Death of an Activist

Jose Claudio Ribeiro da Silva and Maria do Espirito Santo de Silva fought against illegal loggers and farmers in the Amazon rainforest, standing up against the practice that destroys thousands of square miles of rainforest per year. They were killed in an ambush near their home in the Brazilian Amazon on 24th May 2011 for denouncing the actions of illegal loggers, actively seeking to put a stop to the practice that could have a colossal and irreversible impact on biodiversity, indigenous people, and climate change.

Ribeiro de Silva and his wife had received numerous death threats throughout their attempts to protect the rainforest, but no police protection was offered. 

These are just two people out of hundreds who have been killed in the past few years because they sought to protect their environment from further abuse. An elderly nun, Dorothy Stang, was killed in February 2005 for campaigning to stop violence against peasants in the land disputes in the Amazon. The predatory expansion into the rainforest by big farmers is brutal - they are known to employ slave labour, to illegally exploit natural resources and to falsify claims to land. 

The latter activity - and activities like it - is common amongst people illegally farming with $ signs for eyes - they cannot see for the prospect of riches. Indeed, James Ho, chief operation officer for Samling in Malaysia, a company that has dramatically damaged the habitat of the Penan through logging, claims that the nomadic Penan have "no rights to the forest". Malaysian law states that permission of the Penan must be granted to logging companies before action can take place. The Penan have erected blockades time after time in order to prevent forest destruction, but the police have been taking them down again. (To see how Samling try to make amends from a PR stand point, how they become part of the community after polluting the Penan's water supply through their logging  see here: http://www.samling.com/eng/responsibility/assistance_case17.htm)

Certainly, it seems that environmental activists have been struggling against those that are supposed to be offering protection, as well struggling against the pig headed brutes that are actively destroying their homes. In the Amazon, these brutes are often known as 'agrobandits'.

Activists work hard against the disastrous changes that these agrobandits are making. The soil in the Amazon is only productive for a short period of time (weed growth is rapid and soil fertility is poor), so a farmer that has destroyed a patch of land must move on to the next patch of forest to slash and burn in order to cultivate crops for the next short period of time. One can only imagine the real impact this is having on biodiversity in the rainforest. "Experts estimate that we are losing 137 plant, animal and insect species every single day due to rainforest deforestation" (www.rain-tree.com).

An argument for such activities is that with a world population that is ever increasing, we need to sustain these lives. With more farming and logging, we will be able to provide more for more people. The fact is that these illegal activities only have limited monetary value and productivity rate. This is not sustainable action, and it decreases the value of each square mile of rainforest. The environmentalist C M. Peters stated in 1989 that there is economic as well as biological incentive in protecting the rainforest: "One hectare in the Peruvian Amazon has been calculated to have a value of $6820 if intact forest is sustainably harvested for fruits, latex, and timber; $1000 if clear-cut for commercial timber (not sustainably harvested); or $148 if used as cattle pasture" (Wikipedia (sorry)). The majority of land that has been cleared has been for cattle pasture.

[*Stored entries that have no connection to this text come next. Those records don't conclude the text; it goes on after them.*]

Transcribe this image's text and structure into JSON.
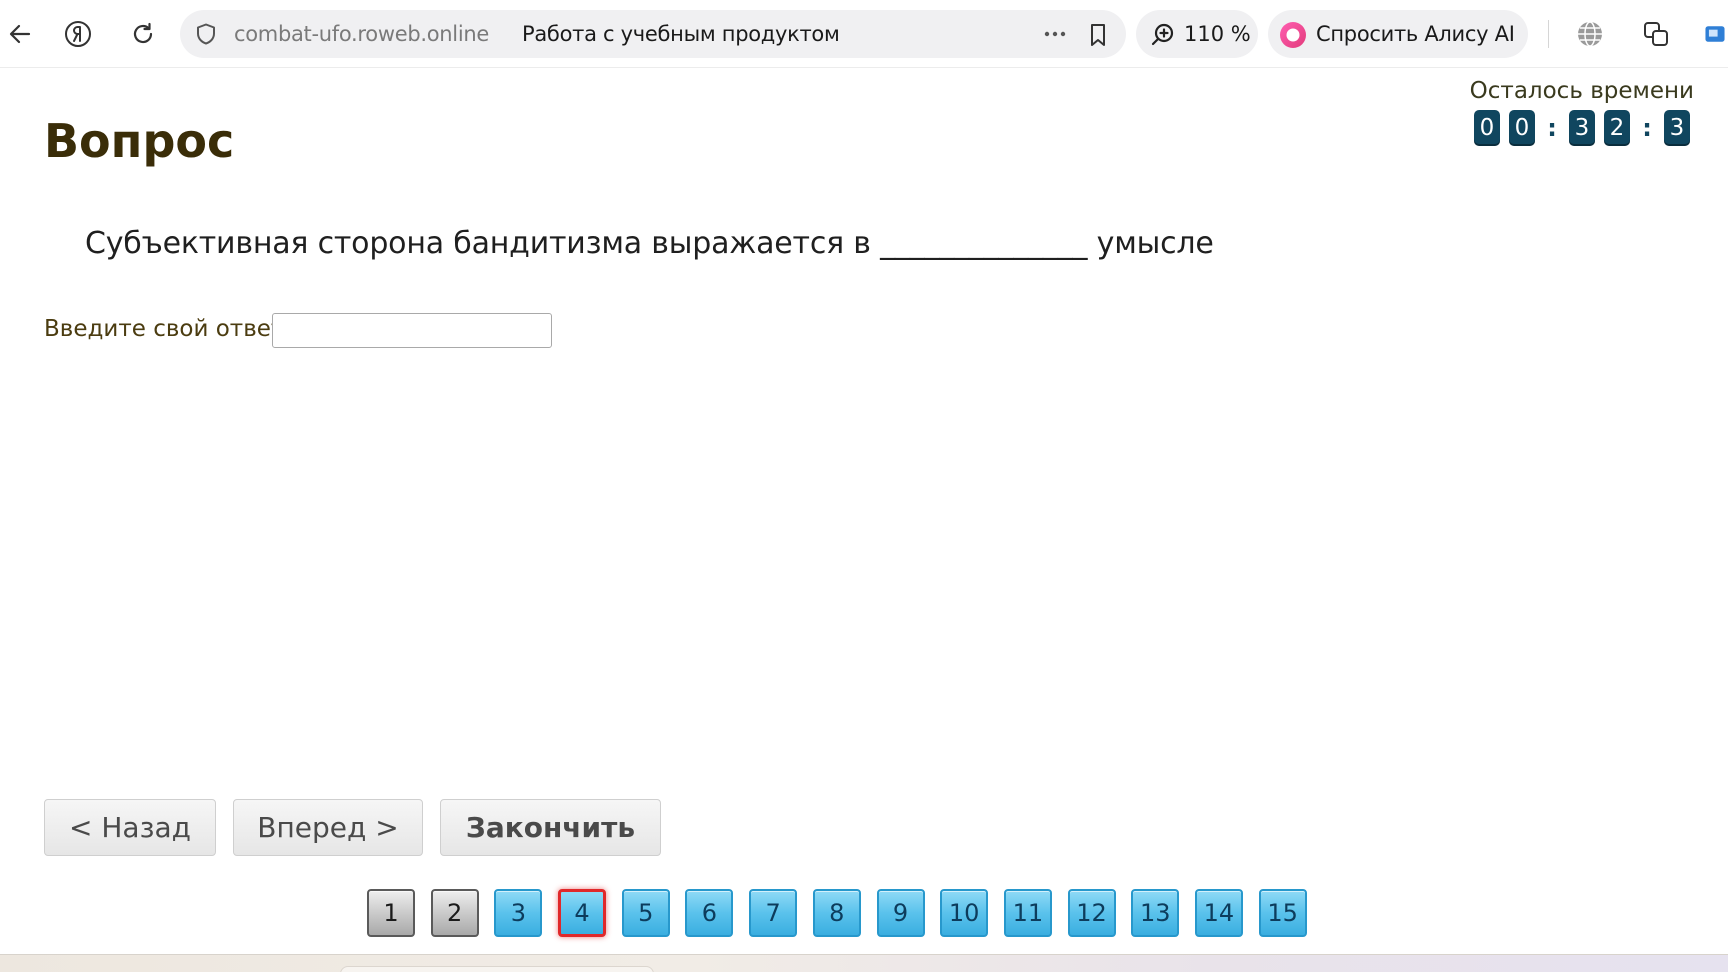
{
  "browser": {
    "url_domain": "combat-ufo.roweb.online",
    "page_title": "Работа с учебным продуктом",
    "zoom": "110 %",
    "alisa_label": "Спросить Алису AI",
    "icons": {
      "back": "arrow-left-icon",
      "yandex": "yandex-logo-icon",
      "reload": "reload-icon",
      "shield": "shield-icon",
      "more": "more-dots-icon",
      "bookmark": "bookmark-icon",
      "zoom": "zoom-icon",
      "alisa": "alisa-logo-icon",
      "translate": "globe-icon",
      "extensions": "extension-icon"
    }
  },
  "timer": {
    "label": "Осталось времени",
    "digits": [
      "0",
      "0",
      "3",
      "2",
      "3"
    ]
  },
  "question": {
    "heading": "Вопрос",
    "text": "Субъективная сторона бандитизма выражается в ______________ умысле",
    "answer_label": "Введите свой ответ",
    "answer_value": ""
  },
  "nav": {
    "back": "< Назад",
    "forward": "Вперед >",
    "finish": "Закончить"
  },
  "pager": {
    "current": 4,
    "pages": [
      {
        "label": "1",
        "state": "done"
      },
      {
        "label": "2",
        "state": "done"
      },
      {
        "label": "3",
        "state": "open"
      },
      {
        "label": "4",
        "state": "current"
      },
      {
        "label": "5",
        "state": "open"
      },
      {
        "label": "6",
        "state": "open"
      },
      {
        "label": "7",
        "state": "open"
      },
      {
        "label": "8",
        "state": "open"
      },
      {
        "label": "9",
        "state": "open"
      },
      {
        "label": "10",
        "state": "open"
      },
      {
        "label": "11",
        "state": "open"
      },
      {
        "label": "12",
        "state": "open"
      },
      {
        "label": "13",
        "state": "open"
      },
      {
        "label": "14",
        "state": "open"
      },
      {
        "label": "15",
        "state": "open"
      }
    ]
  },
  "colors": {
    "heading": "#3a2d08",
    "timer_digit_bg": "#10465f",
    "page_open": "#5ac2ec",
    "page_done": "#c7c7c7",
    "page_current_border": "#e0282a"
  }
}
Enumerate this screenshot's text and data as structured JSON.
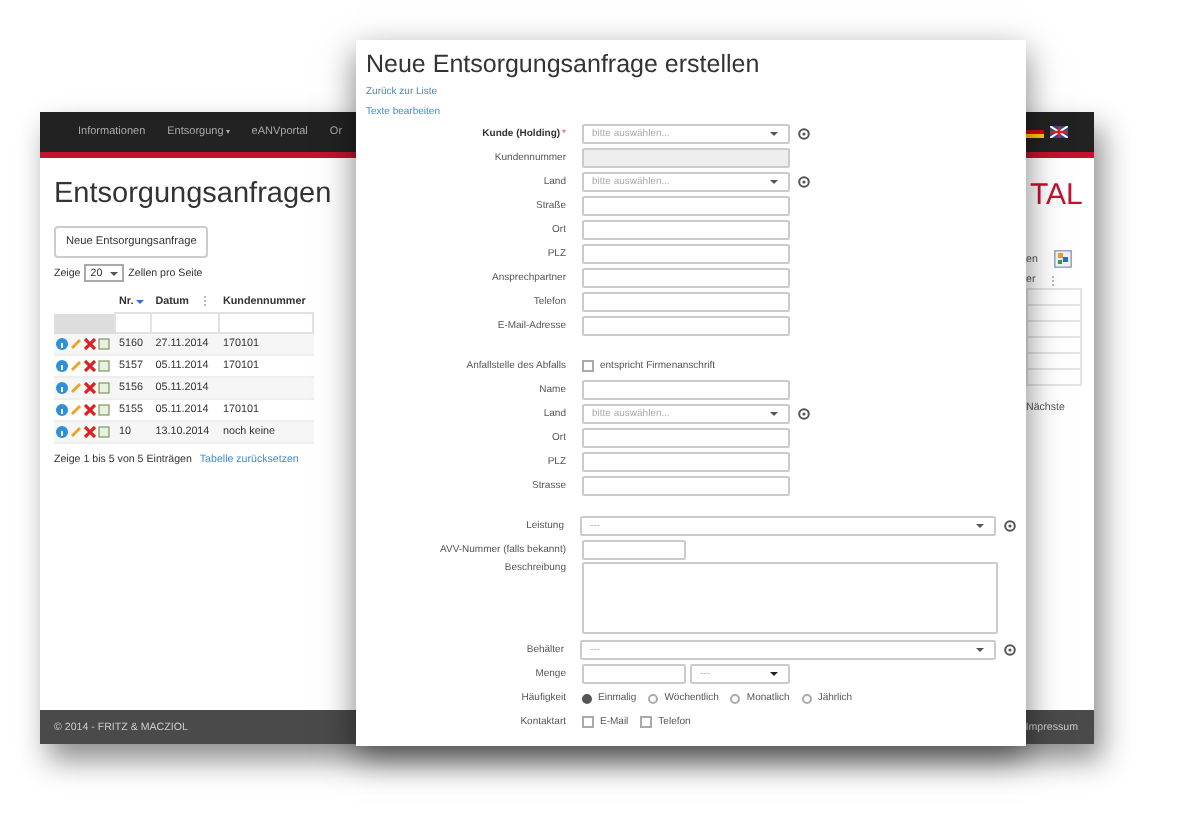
{
  "page": {
    "nav": [
      {
        "label": "Informationen",
        "dropdown": false
      },
      {
        "label": "Entsorgung",
        "dropdown": true
      },
      {
        "label": "eANVportal",
        "dropdown": false
      },
      {
        "label": "Or",
        "dropdown": false
      }
    ],
    "title": "Entsorgungsanfragen",
    "new_button": "Neue Entsorgungsanfrage",
    "page_size": {
      "before": "Zeige",
      "value": "20",
      "after": "Zellen pro Seite"
    },
    "table": {
      "columns": [
        {
          "label": "Nr.",
          "sorted": true
        },
        {
          "label": "Datum",
          "sorted": false
        },
        {
          "label": "Kundennummer"
        }
      ],
      "rows": [
        {
          "nr": "5160",
          "datum": "27.11.2014",
          "kundennummer": "170101"
        },
        {
          "nr": "5157",
          "datum": "05.11.2014",
          "kundennummer": "170101"
        },
        {
          "nr": "5156",
          "datum": "05.11.2014"
        },
        {
          "nr": "5155",
          "datum": "05.11.2014",
          "kundennummer": "170101"
        },
        {
          "nr": "10",
          "datum": "13.10.2014",
          "kundennummer": "noch keine"
        }
      ]
    },
    "info": "Zeige 1 bis 5 von 5 Einträgen",
    "reset_link": "Tabelle zurücksetzen",
    "brand_fragment": "TAL",
    "right_fragments": [
      "en",
      "er"
    ],
    "next": "Nächste",
    "footer": {
      "copyright": "© 2014 - FRITZ & MACZIOL",
      "link": "Impressum"
    }
  },
  "dialog": {
    "title": "Neue Entsorgungsanfrage erstellen",
    "links": [
      "Zurück zur Liste",
      "Texte bearbeiten"
    ],
    "sections": [
      [
        {
          "label": "Kunde (Holding)",
          "required_mark": "*",
          "kind": "select",
          "placeholder": "bitte auswählen...",
          "help": true
        },
        {
          "label": "Kundennummer",
          "kind": "readonly"
        },
        {
          "label": "Land",
          "kind": "select",
          "placeholder": "bitte auswählen...",
          "help": true
        },
        {
          "label": "Straße",
          "kind": "text"
        },
        {
          "label": "Ort",
          "kind": "text"
        },
        {
          "label": "PLZ",
          "kind": "text"
        },
        {
          "label": "Ansprechpartner",
          "kind": "text"
        },
        {
          "label": "Telefon",
          "kind": "text"
        },
        {
          "label": "E-Mail-Adresse",
          "kind": "text"
        }
      ],
      [
        {
          "label": "Anfallstelle des Abfalls",
          "kind": "checkbox",
          "option": "entspricht Firmenanschrift",
          "checked": false
        },
        {
          "label": "Name",
          "kind": "text"
        },
        {
          "label": "Land",
          "kind": "select",
          "placeholder": "bitte auswählen...",
          "help": true
        },
        {
          "label": "Ort",
          "kind": "text"
        },
        {
          "label": "PLZ",
          "kind": "text"
        },
        {
          "label": "Strasse",
          "kind": "text"
        }
      ],
      [
        {
          "label": "Leistung",
          "kind": "wide-select",
          "placeholder": "---",
          "help": true
        },
        {
          "label": "AVV-Nummer (falls bekannt)",
          "kind": "short"
        },
        {
          "label": "Beschreibung",
          "kind": "textarea"
        },
        {
          "label": "Behälter",
          "kind": "wide-select",
          "placeholder": "---",
          "help": true
        },
        {
          "label": "Menge",
          "kind": "amount",
          "placeholder": "---"
        },
        {
          "label": "Häufigkeit",
          "kind": "radio",
          "options": [
            {
              "label": "Einmalig",
              "selected": true
            },
            {
              "label": "Wöchentlich",
              "selected": false
            },
            {
              "label": "Monatlich",
              "selected": false
            },
            {
              "label": "Jährlich",
              "selected": false
            }
          ]
        },
        {
          "label": "Kontaktart",
          "kind": "checks",
          "options": [
            {
              "label": "E-Mail",
              "checked": false
            },
            {
              "label": "Telefon",
              "checked": false
            }
          ]
        }
      ]
    ]
  }
}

Brutally and greedily cutting down acre after acre of trees in an area of a size that would make it the ninth largest of nations if it could be classified as such will have a catastrophic effect on our earth's climate. The rainforest is now less able to deal with environmental changes,  and other environmental changes are consequently affecting the rainforest more dramatically. 

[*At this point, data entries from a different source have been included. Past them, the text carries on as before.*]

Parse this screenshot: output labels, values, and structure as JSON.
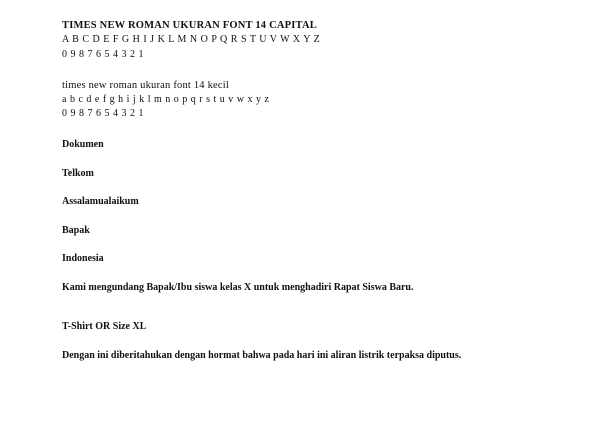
{
  "document": {
    "capital_section": {
      "heading": "TIMES NEW ROMAN UKURAN FONT 14 CAPITAL",
      "alphabet": "A B C D E F G H I J K L M N O P Q R S T U V W X Y Z",
      "digits": "0 9 8 7 6 5 4 3 2 1"
    },
    "small_section": {
      "heading": "times new roman ukuran font 14 kecil",
      "alphabet": "a b c d e f g h i j k l m n o p q r s t u v w x y z",
      "digits": "0 9 8 7 6 5 4 3 2 1"
    },
    "words": [
      "Dokumen",
      "Telkom",
      "Assalamualaikum",
      "Bapak",
      "Indonesia"
    ],
    "paragraph_1": "Kami mengundang Bapak/Ibu siswa kelas X untuk menghadiri Rapat Siswa Baru.",
    "shirt_size": "T-Shirt OR Size XL",
    "paragraph_2": "Dengan ini diberitahukan dengan hormat bahwa pada hari ini aliran listrik terpaksa diputus."
  }
}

Furthermore, extreme drought is affecting the area - 2005 and 2010 saw nearly 2 million square miles of forest die because of drought. The impact of this is troubling: "In a typical year the Amazon absorbs 1.5 gigatons of CO2; [instead] during 2005[,] 5 gigatons were released and in 2010 8 gigatons were released" (Wikipedia referencing 'Science' magazine).

Brave and persistent people like the da Silvas, Stang, Chico, not to mention the 1000 or so murdered activists during the 1980s (of which only 10 people were brought to court for) and the 125 people in the 3 years since President Luis Inacio Lula de Silva took office deserve so much more by way of positive action. These people willingly risked their lives for a magnificent cause. They could do nothing to stop the drought, they are probably going to have had no impact on the UK's CO2 emissions, or the CO2 emissions of China which seem larger because the UK and the US are outsourcing their greenhouse gas emitting business to them, but they fought damned hard, publicly, to protect the land from thugs who are only making the conditions worse. They did what they could to make a difference.

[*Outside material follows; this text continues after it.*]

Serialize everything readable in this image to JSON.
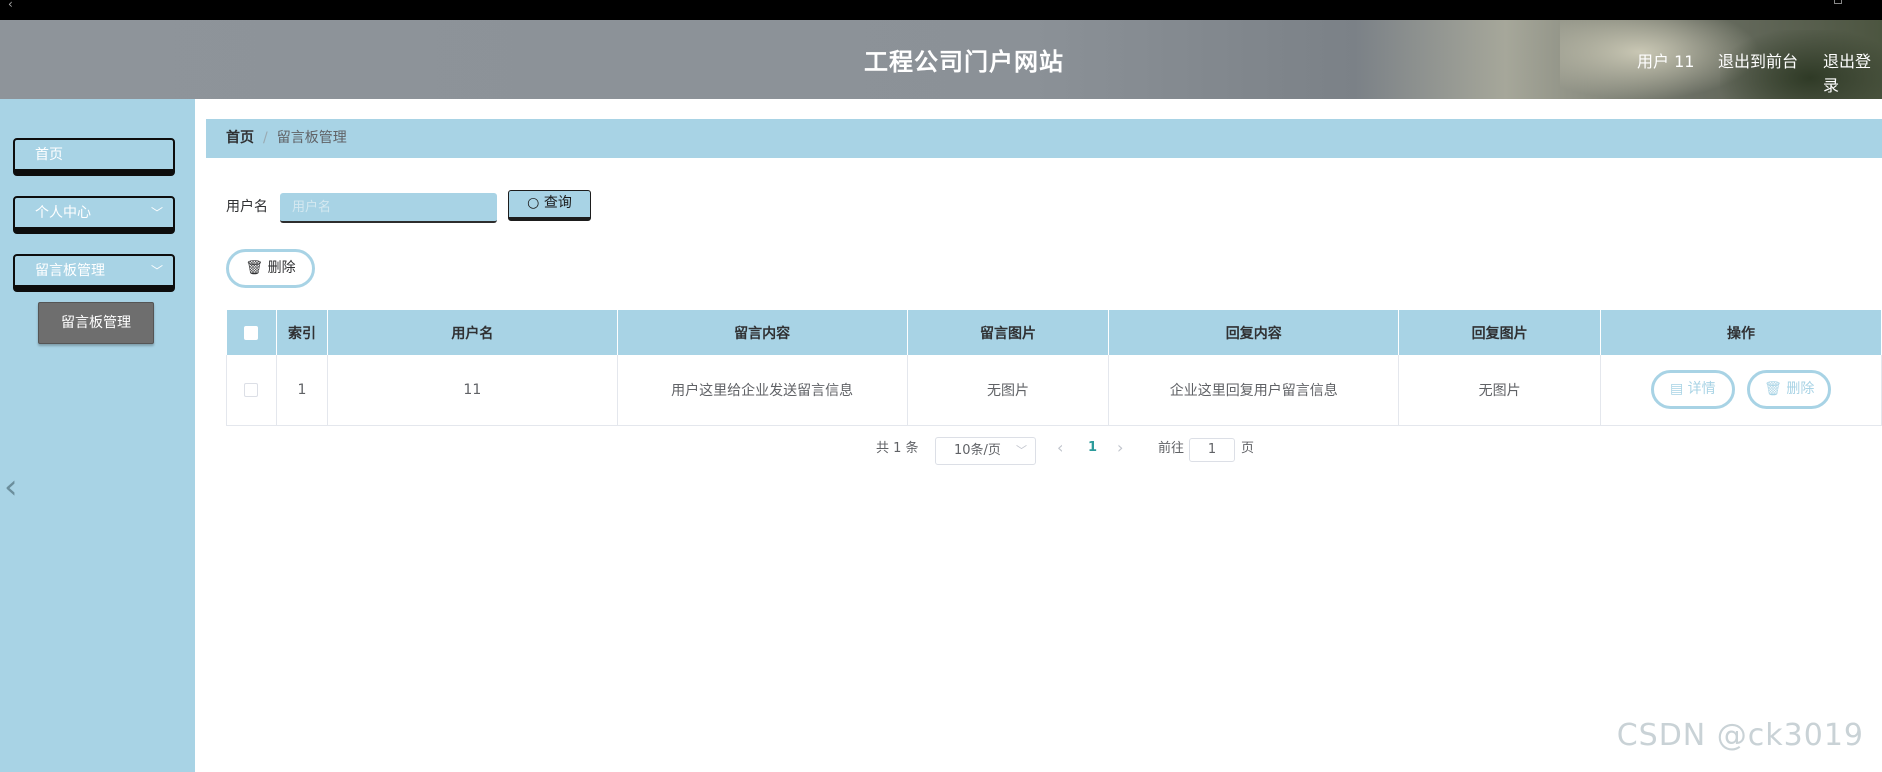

Why isn't more being done to save this land? Why isn't more being done by the people with money and power to protect it? Does it really require a Tesco clubcard equivalent to insentivise action? This land looks after all of us, and is home to millions of plants, animals, people... As George Monbiot puts it in his article 'Shoot the -- in the Face' (http://www.monbiot.com/2011/01/21/shoot-the-in-the-face/) "The great majority of greens are powerfully motivated by a concern for social justice, and recognise that if we don’t defend our life-support systems, humanity will suffer grievously".